Lydia Phindile Makhubu
1 July 1937 (age 82)
|Alma mater||University of Toronto|
She was born at the Usuthu Mission in Swaziland. Her parents were teachers, but her father also worked as an orderly in health clinics. Her early exposure to medicine had a great influence on her choice of career; she initially wanted to become a doctor, but then switched to chemistry.
Makhubu graduated from Pius XII College (now the National University of Lesotho) in Lesotho with a B.Sc. in 1963. With a Canadian Commonwealth scholarship, she obtained an M.Sc. in organic chemistry from the University of Alberta in 1967, followed by a Ph.D. in medicinal chemistry from the University of Toronto in 1973, becoming the first Swazi woman to earn a doctorate.
She returned to her homeland and joined the faculty of the University of Swaziland, becoming a lecturer in the chemistry department in 1973, the dean of science from 1976 to 1980, a senior lecturer in 1979, a full professor the following year, and vice-chancellor from 1988 to 2003. Her research focused on the medical effects of plants used by traditional Swazi healers.
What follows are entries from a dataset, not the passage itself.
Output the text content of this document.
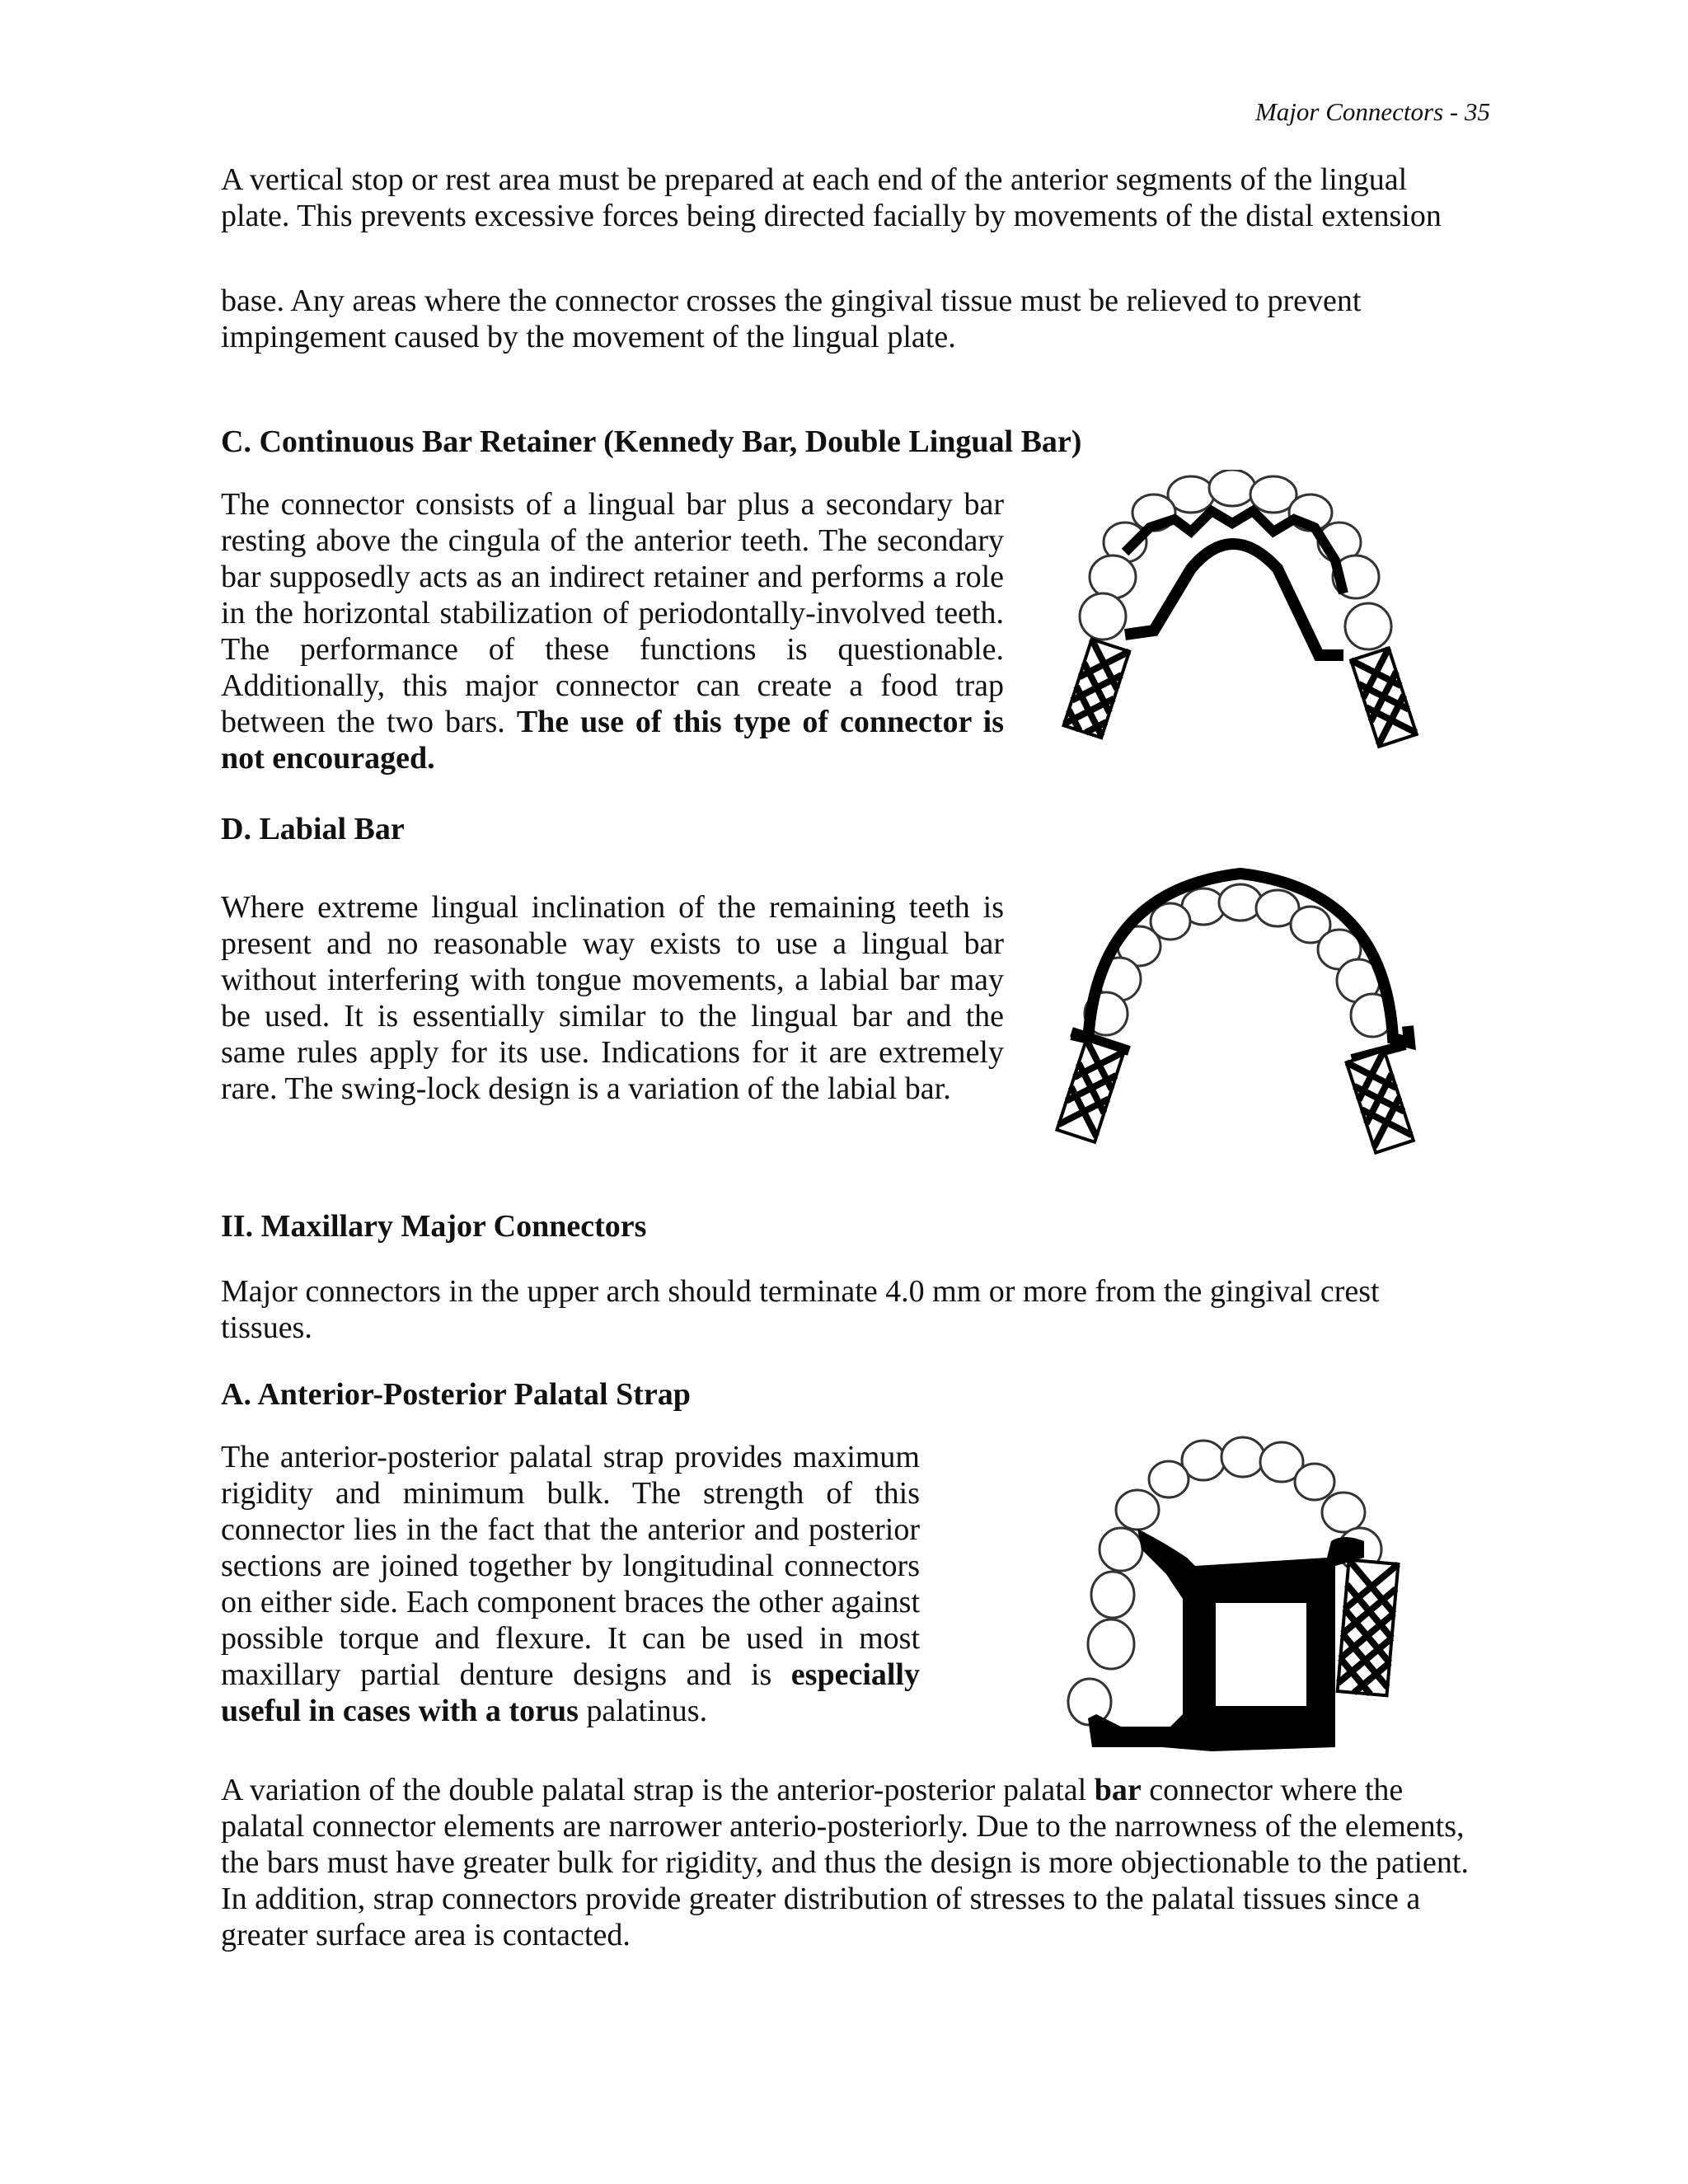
Major Connectors - 35

A vertical stop or rest area must be prepared at each end of the anterior segments of the lingual plate. This prevents excessive forces being directed facially by movements of the distal extension

base. Any areas where the connector crosses the gingival tissue must be relieved to prevent impingement caused by the movement of the lingual plate.

C. Continuous Bar Retainer (Kennedy Bar, Double Lingual Bar)

The connector consists of a lingual bar plus a secondary bar resting above the cingula of the anterior teeth. The secondary bar supposedly acts as an indirect retainer and performs a role in the horizontal stabilization of periodontally-involved teeth. The performance of these functions is questionable. Additionally, this major connector can create a food trap between the two bars. The use of this type of connector is not encouraged.

D. Labial Bar

Where extreme lingual inclination of the remaining teeth is present and no reasonable way exists to use a lingual bar without interfering with tongue movements, a labial bar may be used. It is essentially similar to the lingual bar and the same rules apply for its use. Indications for it are extremely rare. The swing-lock design is a variation of the labial bar.

II. Maxillary Major Connectors

Major connectors in the upper arch should terminate 4.0 mm or more from the gingival crest tissues.

A. Anterior-Posterior Palatal Strap

The anterior-posterior palatal strap provides maximum rigidity and minimum bulk. The strength of this connector lies in the fact that the anterior and posterior sections are joined together by longitudinal connectors on either side. Each component braces the other against possible torque and flexure. It can be used in most maxillary partial denture designs and is especially useful in cases with a torus palatinus.

A variation of the double palatal strap is the anterior-posterior palatal bar connector where the palatal connector elements are narrower anterio-posteriorly. Due to the narrowness of the elements, the bars must have greater bulk for rigidity, and thus the design is more objectionable to the patient. In addition, strap connectors provide greater distribution of stresses to the palatal tissues since a greater surface area is contacted.
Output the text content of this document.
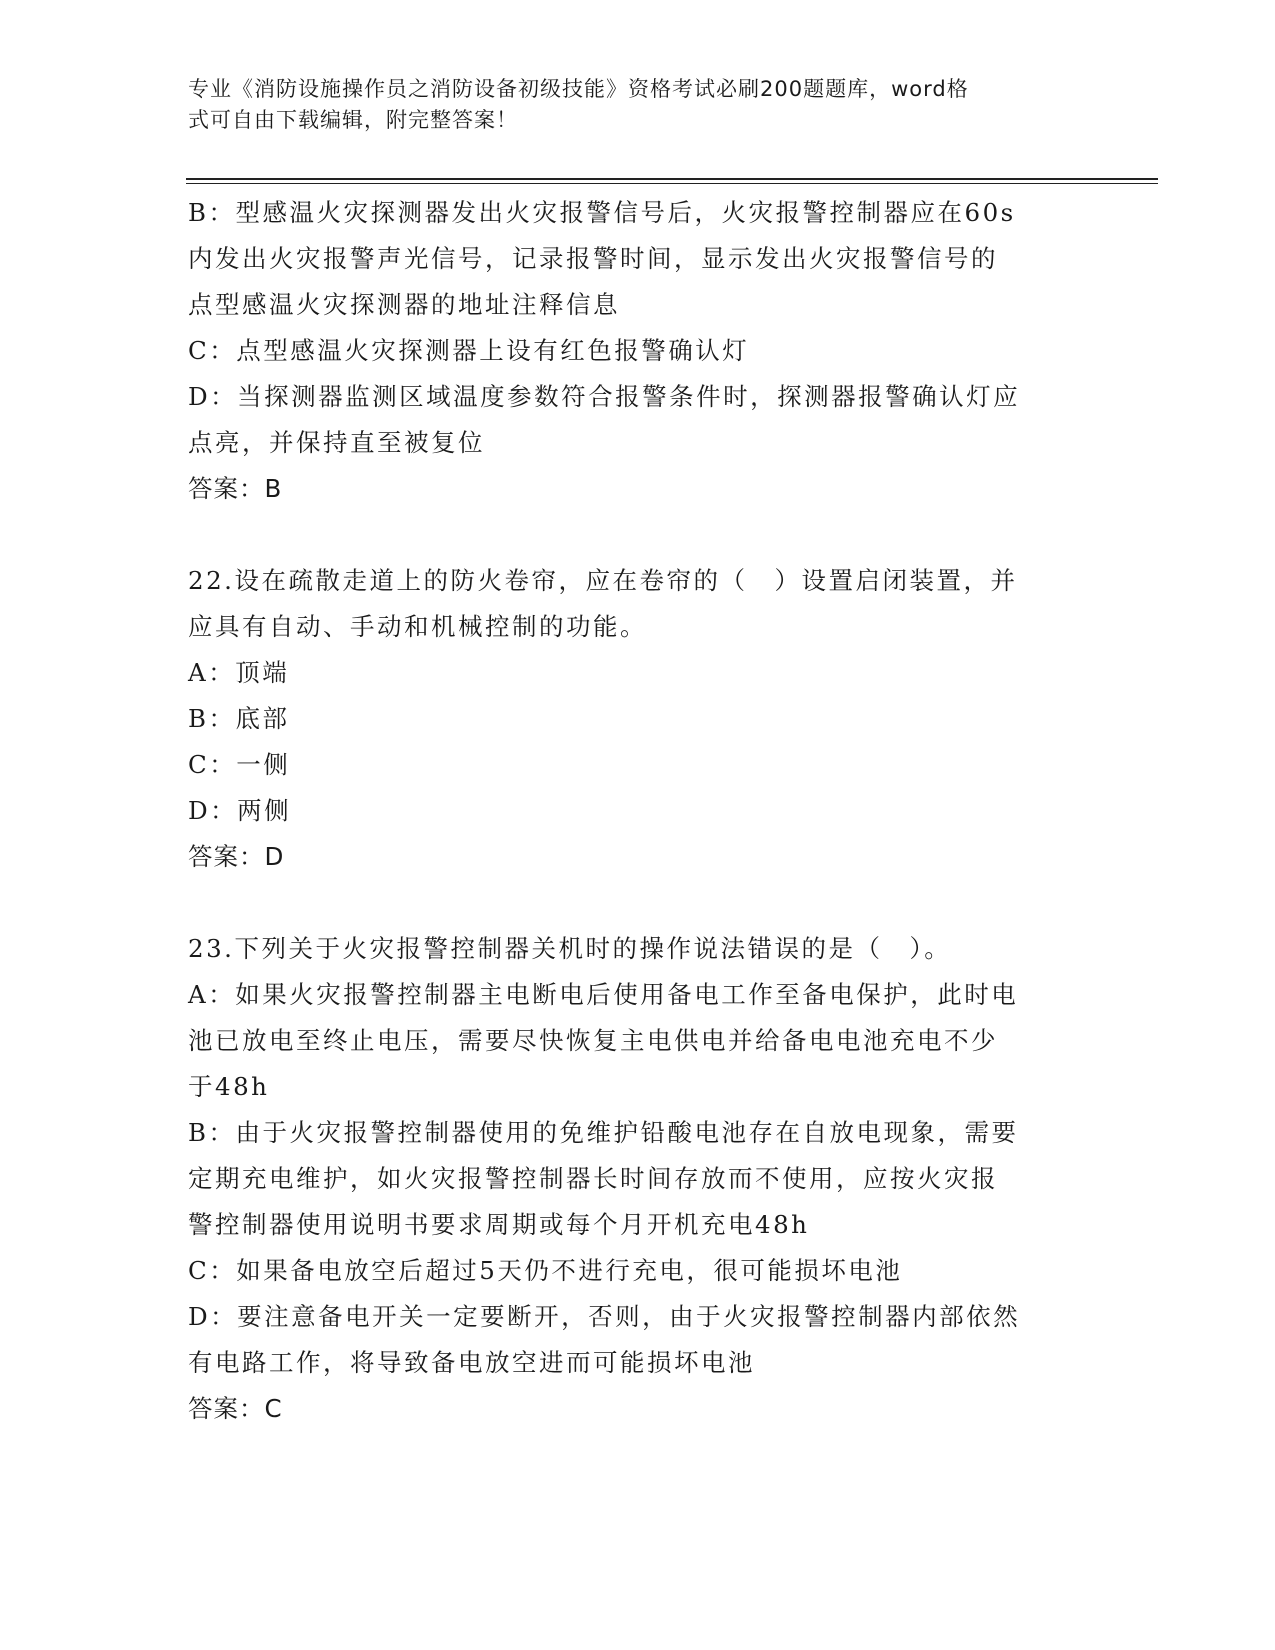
专业《消防设施操作员之消防设备初级技能》资格考试必刷200题题库，word格
式可自由下载编辑，附完整答案！
B：型感温火灾探测器发出火灾报警信号后，火灾报警控制器应在60s
内发出火灾报警声光信号，记录报警时间，显示发出火灾报警信号的
点型感温火灾探测器的地址注释信息
C：点型感温火灾探测器上设有红色报警确认灯
D：当探测器监测区域温度参数符合报警条件时，探测器报警确认灯应
点亮，并保持直至被复位
答案：B
22.设在疏散走道上的防火卷帘，应在卷帘的（　）设置启闭装置，并
应具有自动、手动和机械控制的功能。
A：顶端
B：底部
C：一侧
D：两侧
答案：D
23.下列关于火灾报警控制器关机时的操作说法错误的是（　）。
A：如果火灾报警控制器主电断电后使用备电工作至备电保护，此时电
池已放电至终止电压，需要尽快恢复主电供电并给备电电池充电不少
于48h
B：由于火灾报警控制器使用的免维护铅酸电池存在自放电现象，需要
定期充电维护，如火灾报警控制器长时间存放而不使用，应按火灾报
警控制器使用说明书要求周期或每个月开机充电48h
C：如果备电放空后超过5天仍不进行充电，很可能损坏电池
D：要注意备电开关一定要断开，否则，由于火灾报警控制器内部依然
有电路工作，将导致备电放空进而可能损坏电池
答案：C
From its inception in 1993 until 2005, Makhubu was the President of the Third World Organization for Women in Science, which provides fellowships for postgraduate study. She was the first woman chairperson of the executive committee of the Association of Commonwealth Universities. She also served in numerous other organizations, such as the United Nations Advisory Committee on Science and Technology for Development.
She has received numerous grants and honours, including a MacArthur Foundation grant (1993–1995), and honorary doctorates from various universities, including a doctor of laws from Saint Mary's University in 1991.
She married the surgeon Daniel Mbatha; they have a son and a daughter.